I am tired. sad. frustrated. Yesterday wasn't a good day. I've applied for sick leave from work, and yesterday had a call with the disability management person. She was not very nice. I don't think I have ever been treated with such obvious contempt. I'm still upset over it. I'm doing my best to put on my 'mom face'. I feel like a weathered away statue. I know I'm strong, I've been through a lot. But I feel like the storm just keeps getting stronger and I can no longer recognize myself. Like one hard hit will shatter me down the middle.
"Give sorrow words; the grief that does not speak whispers the oe'r fraught heart, and bids it break." - Shakespeare
It's days like this I just lean on Stefan a little more. It's likely I'm just due for a couple good crys. Sorry- remember - cancer blog - you get it all.

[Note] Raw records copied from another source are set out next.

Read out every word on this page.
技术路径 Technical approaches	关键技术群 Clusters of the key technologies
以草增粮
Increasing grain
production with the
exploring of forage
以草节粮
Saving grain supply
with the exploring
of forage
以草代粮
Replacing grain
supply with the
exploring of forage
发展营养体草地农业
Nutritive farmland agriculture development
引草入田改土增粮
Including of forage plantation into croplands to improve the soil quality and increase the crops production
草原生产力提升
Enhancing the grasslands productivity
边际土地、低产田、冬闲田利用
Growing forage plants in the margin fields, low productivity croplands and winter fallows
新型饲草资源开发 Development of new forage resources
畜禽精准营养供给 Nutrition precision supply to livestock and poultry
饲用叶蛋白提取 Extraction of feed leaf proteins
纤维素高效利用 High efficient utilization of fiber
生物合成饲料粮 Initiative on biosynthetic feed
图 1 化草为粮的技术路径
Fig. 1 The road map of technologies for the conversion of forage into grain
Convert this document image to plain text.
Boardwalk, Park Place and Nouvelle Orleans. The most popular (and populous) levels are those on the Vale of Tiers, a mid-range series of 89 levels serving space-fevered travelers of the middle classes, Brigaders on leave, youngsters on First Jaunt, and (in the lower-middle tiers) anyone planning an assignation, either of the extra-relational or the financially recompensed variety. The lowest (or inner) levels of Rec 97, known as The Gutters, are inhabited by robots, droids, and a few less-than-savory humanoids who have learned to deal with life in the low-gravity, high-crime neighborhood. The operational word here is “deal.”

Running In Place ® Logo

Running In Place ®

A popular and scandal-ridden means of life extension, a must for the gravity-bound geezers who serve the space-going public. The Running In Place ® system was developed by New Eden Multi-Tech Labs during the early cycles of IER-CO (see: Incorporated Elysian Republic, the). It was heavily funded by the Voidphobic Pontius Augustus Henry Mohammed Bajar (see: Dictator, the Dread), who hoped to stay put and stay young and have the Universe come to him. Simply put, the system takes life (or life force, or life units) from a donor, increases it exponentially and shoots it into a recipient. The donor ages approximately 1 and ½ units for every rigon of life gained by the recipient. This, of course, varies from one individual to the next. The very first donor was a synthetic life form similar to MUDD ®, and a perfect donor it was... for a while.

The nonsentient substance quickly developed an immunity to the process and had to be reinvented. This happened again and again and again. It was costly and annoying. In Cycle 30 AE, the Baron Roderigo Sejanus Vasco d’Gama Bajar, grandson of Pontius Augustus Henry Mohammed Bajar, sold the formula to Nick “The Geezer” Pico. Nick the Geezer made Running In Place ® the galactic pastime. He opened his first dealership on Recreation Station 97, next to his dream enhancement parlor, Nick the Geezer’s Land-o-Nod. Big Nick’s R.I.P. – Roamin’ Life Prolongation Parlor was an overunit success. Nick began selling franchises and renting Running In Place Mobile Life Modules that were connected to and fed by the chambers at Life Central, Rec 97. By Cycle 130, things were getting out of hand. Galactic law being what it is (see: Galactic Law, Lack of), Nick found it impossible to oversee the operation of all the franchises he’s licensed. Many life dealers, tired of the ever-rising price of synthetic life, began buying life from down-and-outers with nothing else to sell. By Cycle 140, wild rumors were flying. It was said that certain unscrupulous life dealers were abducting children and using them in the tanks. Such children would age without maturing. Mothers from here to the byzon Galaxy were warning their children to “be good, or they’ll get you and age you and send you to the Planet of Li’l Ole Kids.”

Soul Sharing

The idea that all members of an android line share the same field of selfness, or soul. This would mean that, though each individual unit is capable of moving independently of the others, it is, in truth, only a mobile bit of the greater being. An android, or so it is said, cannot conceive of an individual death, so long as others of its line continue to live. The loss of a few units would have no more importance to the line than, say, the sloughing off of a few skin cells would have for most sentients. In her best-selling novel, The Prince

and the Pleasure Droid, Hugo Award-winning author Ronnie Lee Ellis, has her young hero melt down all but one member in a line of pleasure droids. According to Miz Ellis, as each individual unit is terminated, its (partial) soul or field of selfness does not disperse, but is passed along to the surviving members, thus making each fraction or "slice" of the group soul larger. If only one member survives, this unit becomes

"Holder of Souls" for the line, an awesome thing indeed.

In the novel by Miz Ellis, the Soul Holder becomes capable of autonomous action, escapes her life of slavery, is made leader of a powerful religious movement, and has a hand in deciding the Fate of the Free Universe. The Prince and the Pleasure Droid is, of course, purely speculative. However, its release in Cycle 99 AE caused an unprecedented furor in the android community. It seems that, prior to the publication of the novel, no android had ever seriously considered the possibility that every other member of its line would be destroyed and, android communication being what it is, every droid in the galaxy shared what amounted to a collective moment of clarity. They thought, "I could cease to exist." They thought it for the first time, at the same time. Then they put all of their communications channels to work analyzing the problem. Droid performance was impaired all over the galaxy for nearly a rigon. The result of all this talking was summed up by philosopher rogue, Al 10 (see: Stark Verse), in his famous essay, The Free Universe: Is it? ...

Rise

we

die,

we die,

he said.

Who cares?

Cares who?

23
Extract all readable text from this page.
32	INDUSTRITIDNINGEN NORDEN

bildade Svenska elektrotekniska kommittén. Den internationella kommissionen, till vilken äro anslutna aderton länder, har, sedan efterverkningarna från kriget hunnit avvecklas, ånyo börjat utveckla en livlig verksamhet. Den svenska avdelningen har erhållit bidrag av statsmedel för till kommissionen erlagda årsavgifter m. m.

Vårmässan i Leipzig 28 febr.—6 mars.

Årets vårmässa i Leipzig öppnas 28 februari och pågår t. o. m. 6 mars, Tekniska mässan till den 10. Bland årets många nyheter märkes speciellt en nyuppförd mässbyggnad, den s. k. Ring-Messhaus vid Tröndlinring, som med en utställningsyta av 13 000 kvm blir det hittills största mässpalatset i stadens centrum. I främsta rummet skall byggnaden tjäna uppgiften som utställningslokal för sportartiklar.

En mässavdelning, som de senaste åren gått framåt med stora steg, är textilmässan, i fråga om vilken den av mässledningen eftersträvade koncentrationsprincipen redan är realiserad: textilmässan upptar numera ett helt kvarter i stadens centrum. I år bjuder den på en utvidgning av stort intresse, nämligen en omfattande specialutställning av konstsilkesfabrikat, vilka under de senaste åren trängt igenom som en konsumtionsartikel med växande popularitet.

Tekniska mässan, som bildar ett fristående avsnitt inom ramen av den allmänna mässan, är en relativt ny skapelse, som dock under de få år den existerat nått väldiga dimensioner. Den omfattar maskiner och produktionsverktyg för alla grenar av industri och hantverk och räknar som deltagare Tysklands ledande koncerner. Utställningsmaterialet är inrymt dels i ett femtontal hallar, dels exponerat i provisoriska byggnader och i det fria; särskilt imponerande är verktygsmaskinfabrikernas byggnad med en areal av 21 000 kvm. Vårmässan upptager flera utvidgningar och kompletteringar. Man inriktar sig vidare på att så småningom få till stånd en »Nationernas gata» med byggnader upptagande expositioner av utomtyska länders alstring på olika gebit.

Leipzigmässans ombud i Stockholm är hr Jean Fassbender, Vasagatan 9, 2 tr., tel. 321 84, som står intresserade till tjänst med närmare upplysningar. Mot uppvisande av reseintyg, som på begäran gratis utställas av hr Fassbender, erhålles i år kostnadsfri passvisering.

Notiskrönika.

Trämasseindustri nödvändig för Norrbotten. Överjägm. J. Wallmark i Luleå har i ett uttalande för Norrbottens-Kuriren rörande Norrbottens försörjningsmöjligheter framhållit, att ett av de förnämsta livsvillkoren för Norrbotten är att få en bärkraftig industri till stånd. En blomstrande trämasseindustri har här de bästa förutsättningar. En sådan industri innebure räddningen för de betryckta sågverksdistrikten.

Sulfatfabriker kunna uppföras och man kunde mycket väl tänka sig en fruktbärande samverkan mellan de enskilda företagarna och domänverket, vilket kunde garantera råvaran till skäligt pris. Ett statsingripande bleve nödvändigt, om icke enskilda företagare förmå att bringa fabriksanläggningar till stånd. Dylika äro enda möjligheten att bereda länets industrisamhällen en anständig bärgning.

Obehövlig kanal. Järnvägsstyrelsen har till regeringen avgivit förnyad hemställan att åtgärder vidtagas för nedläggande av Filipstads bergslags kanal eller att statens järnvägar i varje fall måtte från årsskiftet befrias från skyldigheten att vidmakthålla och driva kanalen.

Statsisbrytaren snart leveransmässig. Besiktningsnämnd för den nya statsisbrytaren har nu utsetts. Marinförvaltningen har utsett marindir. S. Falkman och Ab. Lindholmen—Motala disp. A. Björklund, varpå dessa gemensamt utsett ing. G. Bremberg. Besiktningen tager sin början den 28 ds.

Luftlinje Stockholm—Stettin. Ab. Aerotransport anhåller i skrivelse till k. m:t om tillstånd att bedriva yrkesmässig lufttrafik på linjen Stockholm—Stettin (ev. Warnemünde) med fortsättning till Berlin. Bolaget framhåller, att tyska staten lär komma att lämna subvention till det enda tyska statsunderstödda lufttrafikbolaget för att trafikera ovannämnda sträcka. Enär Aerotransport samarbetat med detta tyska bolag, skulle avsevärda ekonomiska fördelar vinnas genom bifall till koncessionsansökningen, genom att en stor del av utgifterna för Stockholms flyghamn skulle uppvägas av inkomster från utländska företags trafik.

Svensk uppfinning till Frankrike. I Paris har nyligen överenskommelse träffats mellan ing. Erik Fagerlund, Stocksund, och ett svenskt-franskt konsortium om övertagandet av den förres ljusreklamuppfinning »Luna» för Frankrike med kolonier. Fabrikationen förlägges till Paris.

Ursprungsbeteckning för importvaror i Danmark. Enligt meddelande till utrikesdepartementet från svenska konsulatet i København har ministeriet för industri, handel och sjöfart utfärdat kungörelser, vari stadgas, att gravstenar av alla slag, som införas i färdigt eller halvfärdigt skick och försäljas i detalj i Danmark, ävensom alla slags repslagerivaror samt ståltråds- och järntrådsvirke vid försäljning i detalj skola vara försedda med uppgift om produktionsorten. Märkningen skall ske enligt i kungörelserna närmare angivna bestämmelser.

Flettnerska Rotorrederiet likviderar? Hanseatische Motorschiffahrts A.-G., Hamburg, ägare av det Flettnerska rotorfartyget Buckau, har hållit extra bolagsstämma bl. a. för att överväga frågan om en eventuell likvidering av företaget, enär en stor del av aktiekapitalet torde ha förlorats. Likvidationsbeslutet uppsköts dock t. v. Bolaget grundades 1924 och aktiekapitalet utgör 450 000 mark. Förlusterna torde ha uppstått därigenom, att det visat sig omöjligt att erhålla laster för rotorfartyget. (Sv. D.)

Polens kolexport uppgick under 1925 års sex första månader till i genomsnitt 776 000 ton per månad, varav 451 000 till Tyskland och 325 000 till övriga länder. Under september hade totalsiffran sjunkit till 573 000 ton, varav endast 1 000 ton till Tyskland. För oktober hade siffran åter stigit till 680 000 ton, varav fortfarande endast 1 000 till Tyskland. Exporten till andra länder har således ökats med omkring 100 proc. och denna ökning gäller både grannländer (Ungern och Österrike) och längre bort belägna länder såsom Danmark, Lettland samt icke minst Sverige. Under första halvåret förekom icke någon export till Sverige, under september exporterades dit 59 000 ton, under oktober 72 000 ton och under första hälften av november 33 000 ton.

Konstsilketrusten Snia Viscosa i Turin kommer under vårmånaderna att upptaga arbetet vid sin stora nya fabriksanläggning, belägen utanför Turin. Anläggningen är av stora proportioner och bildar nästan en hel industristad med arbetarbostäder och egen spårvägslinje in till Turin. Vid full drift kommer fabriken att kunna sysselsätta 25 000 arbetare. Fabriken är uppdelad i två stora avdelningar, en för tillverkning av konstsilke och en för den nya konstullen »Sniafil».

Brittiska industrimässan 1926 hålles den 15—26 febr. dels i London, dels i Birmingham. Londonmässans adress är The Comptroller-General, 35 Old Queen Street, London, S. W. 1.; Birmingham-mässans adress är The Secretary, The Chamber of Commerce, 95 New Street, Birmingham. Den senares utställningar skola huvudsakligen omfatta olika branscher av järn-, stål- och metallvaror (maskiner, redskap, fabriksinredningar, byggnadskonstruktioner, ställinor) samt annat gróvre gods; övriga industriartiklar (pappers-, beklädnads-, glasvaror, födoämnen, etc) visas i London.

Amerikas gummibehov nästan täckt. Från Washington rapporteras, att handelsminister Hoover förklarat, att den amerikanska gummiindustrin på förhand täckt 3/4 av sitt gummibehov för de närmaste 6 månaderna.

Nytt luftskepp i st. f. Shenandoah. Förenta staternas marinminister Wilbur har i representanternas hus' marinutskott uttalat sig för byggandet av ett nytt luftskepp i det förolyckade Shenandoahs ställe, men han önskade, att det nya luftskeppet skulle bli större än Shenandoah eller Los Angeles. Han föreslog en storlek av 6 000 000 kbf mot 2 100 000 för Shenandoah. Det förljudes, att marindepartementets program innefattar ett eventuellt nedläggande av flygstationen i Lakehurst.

*Follow-up: I wrote the above a few hours ago. Since then, Charlotte had her anti-nausea medicine and perked back up, and was her silly crazy self. She was being so silly, I asked her if she was on drugs, she said 'yes'. We went for a family walk which always helps. I'm now sitting down with my hubby and a blizzard about to watch glee, so feeling a bit better.
I hope everyone has a great thanksgiving - hug your loved ones, and enjoy your turkey dinner! I will!